Providing a wider ecosystem of trusted images is exactly why Red Hat began its certification program for container applications. Docker is an amazing technology, but it is neither a security nor interoperability panacea. Images still need to come from sources that certify their security, level-of-support, and compatibility.

Container Security: Isolation Heaven or Dependency Hell

Docker is the public face of Linux containers and two of Linux’s unsung heroes: control groups (cgroups) and namespaces. Like virtualization, containers are appealing because they help solve two of the oldest problems to plague developers: “dependency hell” and “environmental hell.”

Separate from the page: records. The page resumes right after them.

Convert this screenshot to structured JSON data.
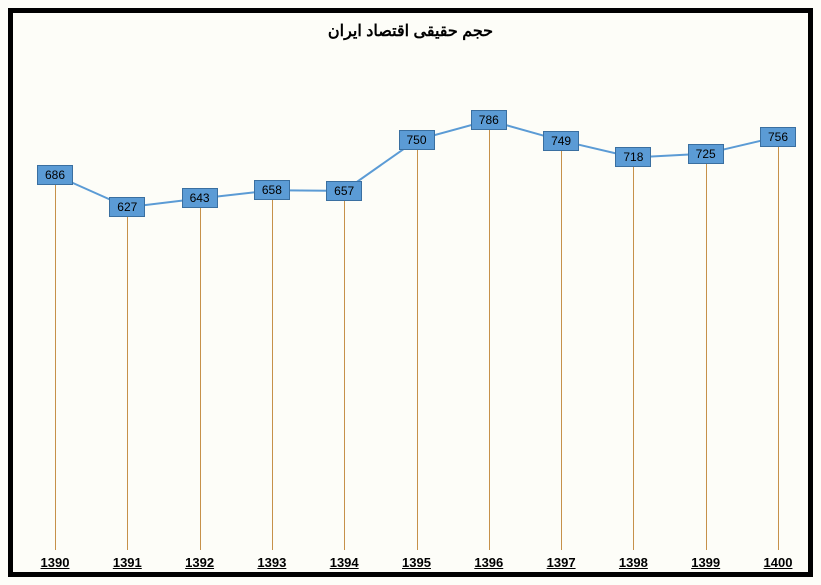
{
  "chart": {
    "type": "line-with-droplines",
    "title": "حجم حقیقی اقتصاد ایران",
    "title_fontsize": 16,
    "title_weight": "bold",
    "title_color": "#000000",
    "categories": [
      "1390",
      "1391",
      "1392",
      "1393",
      "1394",
      "1395",
      "1396",
      "1397",
      "1398",
      "1399",
      "1400"
    ],
    "values": [
      686,
      627,
      643,
      658,
      657,
      750,
      786,
      749,
      718,
      725,
      756
    ],
    "ylim": [
      0,
      900
    ],
    "xlabel_fontsize": 13,
    "xlabel_color": "#000000",
    "value_label_fontsize": 12,
    "value_label_color": "#000000",
    "background_color": "#fdfdf8",
    "frame_border_color": "#000000",
    "frame_border_width": 5,
    "marker_fill": "#5b9bd5",
    "marker_border": "#3a6fa0",
    "marker_width": 36,
    "marker_height": 20,
    "line_color": "#5b9bd5",
    "line_width": 2,
    "dropline_color": "#c6914a",
    "dropline_width": 1.5,
    "plot_left_pad": 42,
    "plot_right_pad": 30
  }
}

Closely related, dependency and environmental hell can best be thought of as the chief cause of “works for me” situations. Dependency hell simply describes the complexity inherent in modern application’s tangled graph of external libraries and programs they need to function. Environmental hell is the name for the operating system portion of that same problem (i.e. what wrinkles, in particular which bash implementation,on which that quick script you wrote unknowingly relies).

Namespaces provide the solution in much the same way as virtual memory simplified writing code on a multi-tenant machine: by providing the illusion that an application suite has the computer all to itself. In other words,”via isolation”. When a process or process group is isolated via these new namespace features, we say they are “contained.” In this way, virtualization and containers are conceptually related, but containers isolate in a completely different way and conflating the two is just the first of a series of misconceptions that must be cleared up in order to understand how to use containers as securely as possible. Virtualization involves fully isolating programs to the point that one can use Linux, for example, while another uses BSD. Containers are not so isolated. Here are a few of the ways that “containers do not contain:”

  1. Containers all share the same kernel. If a contained application is hijacked with a privilege escalation vulnerability, all running containers *and* the host are compromised. Similarly, it isn’t possible for two containers to use different versions of the same kernel module.
  2. Several resources are *not* namespaced. Examples include normal ulimit systems still being needed to control resources such as filehandlers. The kernel keyring is another example of a resource that is not namespaced. Many beginning users of containers find it counter-intuitive that socket handlers can be exhausted or that kerberos credentials are shared between containers when they believe they have exclusive system access. A badly behaving process in one container could use up all the filehandles on a system and starve the other containers. Diagnosing the shared resource usage is not feasible from within
  3. By default, containers inherit many system-level kernel capabilities. While Docker has many useful options for restricting kernel capabilities, you need a deeper understanding of an application’s needs to run it inside containers than you would if running it in a VM. The containers and the application within them will be dependent on the capabilities of the kernel on which they reside.
  4. Containers are not “write once, run anywhere”. Since they use the host kernel, applications must be compatible with said kernel. Just because many applications don’t depend on particular kernel features doesn’t mean that no applications do.

For these and other reasons, Docker images should be designed and used with consideration for the host system on which they are running. . By only consuming images from trusted sources, you reduce the risk of deploying containerized applications that exhaust system resources or otherwise create a denial of service attack on shared resources. Docker images should be considered as powerful as RPMs and should only be installed from sources you trust. You wouldn’t expect your system to remain secured if you were to randomly install untrusted RPMs nor should you if you “docker pull” random Docker images.

In the future we will discuss the topic of untrusted images.